The first in half a handful of distinguished writers to speak about the fate of Soviet Jews during the war, Vasily Grossman came upon the story of Babi Yar as a war correspondent embedded, you might say, with the Red Army as it liberated Ukraine. Grossman was Jewish; his mother, Ekaterina, was one of the thirty thousand Jews of Berdichev massacred in northern Ukraine in the same month that was marked forever by the events at Babi Yar. Grossman’s article ‘Ukraine without Jews’, which appeared in 1943, is a revelation. An obituary of his people (our people), it is unlike the great mass of Soviet war reporting, which converted all Jewish men, women and children into undifferentiated peaceful Soviet civilians brutally murdered by Fascists. Devastated by what he saw, Grossman refused to remove ethnicity from the equation. ‘There are no Jews left in Ukraine,’ he wrote. ‘All is silence. Everything is still. A whole people has been brutally murdered.’

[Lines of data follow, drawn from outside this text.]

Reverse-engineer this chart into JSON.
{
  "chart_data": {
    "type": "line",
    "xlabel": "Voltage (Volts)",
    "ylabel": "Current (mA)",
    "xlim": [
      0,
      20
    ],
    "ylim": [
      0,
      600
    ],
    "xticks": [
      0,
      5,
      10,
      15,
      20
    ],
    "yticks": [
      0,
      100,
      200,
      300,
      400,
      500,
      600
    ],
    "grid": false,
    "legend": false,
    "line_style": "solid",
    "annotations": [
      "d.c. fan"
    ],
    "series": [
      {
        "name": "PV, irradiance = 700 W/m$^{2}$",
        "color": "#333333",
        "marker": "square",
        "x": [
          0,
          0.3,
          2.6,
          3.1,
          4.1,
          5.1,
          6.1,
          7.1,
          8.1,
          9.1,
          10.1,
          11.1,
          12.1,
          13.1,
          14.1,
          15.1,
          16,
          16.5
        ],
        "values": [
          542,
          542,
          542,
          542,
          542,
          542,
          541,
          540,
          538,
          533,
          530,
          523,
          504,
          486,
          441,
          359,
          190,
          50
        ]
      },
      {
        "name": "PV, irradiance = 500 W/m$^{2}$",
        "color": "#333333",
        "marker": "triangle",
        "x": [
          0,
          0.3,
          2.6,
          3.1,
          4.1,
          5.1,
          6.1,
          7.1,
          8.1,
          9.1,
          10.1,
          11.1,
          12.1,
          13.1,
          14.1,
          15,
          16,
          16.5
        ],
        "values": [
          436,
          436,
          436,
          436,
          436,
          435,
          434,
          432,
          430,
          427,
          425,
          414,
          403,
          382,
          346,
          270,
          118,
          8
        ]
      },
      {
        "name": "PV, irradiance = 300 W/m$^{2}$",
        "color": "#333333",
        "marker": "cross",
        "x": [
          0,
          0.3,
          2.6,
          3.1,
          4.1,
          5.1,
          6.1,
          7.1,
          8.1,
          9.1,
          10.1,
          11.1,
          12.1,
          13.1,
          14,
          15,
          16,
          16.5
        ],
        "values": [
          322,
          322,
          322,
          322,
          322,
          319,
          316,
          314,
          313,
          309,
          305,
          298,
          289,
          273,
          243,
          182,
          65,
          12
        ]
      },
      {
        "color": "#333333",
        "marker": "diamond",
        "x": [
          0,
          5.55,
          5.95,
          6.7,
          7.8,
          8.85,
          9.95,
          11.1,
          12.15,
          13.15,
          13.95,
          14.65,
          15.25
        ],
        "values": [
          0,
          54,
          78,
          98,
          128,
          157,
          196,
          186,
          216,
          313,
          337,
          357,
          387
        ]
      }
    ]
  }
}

Grossman’s war reporting went beyond the Holocaust – for instance, his remarkable reportage was used extensively in Anthony Beevor’s Stalingrad, and Beevor subsequently edited and annotated the English-language translation of Grossman’s wartime notebooks. Yet it is Grossman’s writings concerning the fate of Eastern European Jewry that have proved most enduring. His article from 1944 on Treblinka, the first extensive account of a German concentration camp in any language, was used as testimony in the Nuremberg Trials. After the war, this kind of writing would become altogether unacceptable to the Soviet regime, as any specific references to the Holocaust were eradicated. In front of German machine-gun fire, inside the concentration camps of Eastern Europe, all Soviet victims were said to be created equal.
And so the Black Book, a collection of testimonies and historical materials about the fate of Soviet Jews that Grossman compiled with another writer, war reporter and Jew, Ilya Ehrenbuch, was not allowed to go to print. Decades later in 1961, in the middle of Khrushchev’s thaw, all copies of Grossman’s major work, Life and Fate, were confiscated by the KGB. In desperation, Grossman wrote directly to Khrushchev asking him to undo this banning of a book to which the writer had ‘given his life’. Grossman wanted a response and he got one, not from the Soviet leader himself but from Mikhail Suslov, a member of the Presidium of the Supreme Soviet responsible for matters of ideology. Life and Fate could not be published for at least two hundred years, he was told. It finally came out under Gorbachev in the late 1980s, when the Holocaust ceased to be taboo; the Black Book followed in 1991. By that time Grossman had been dead for quarter of a century.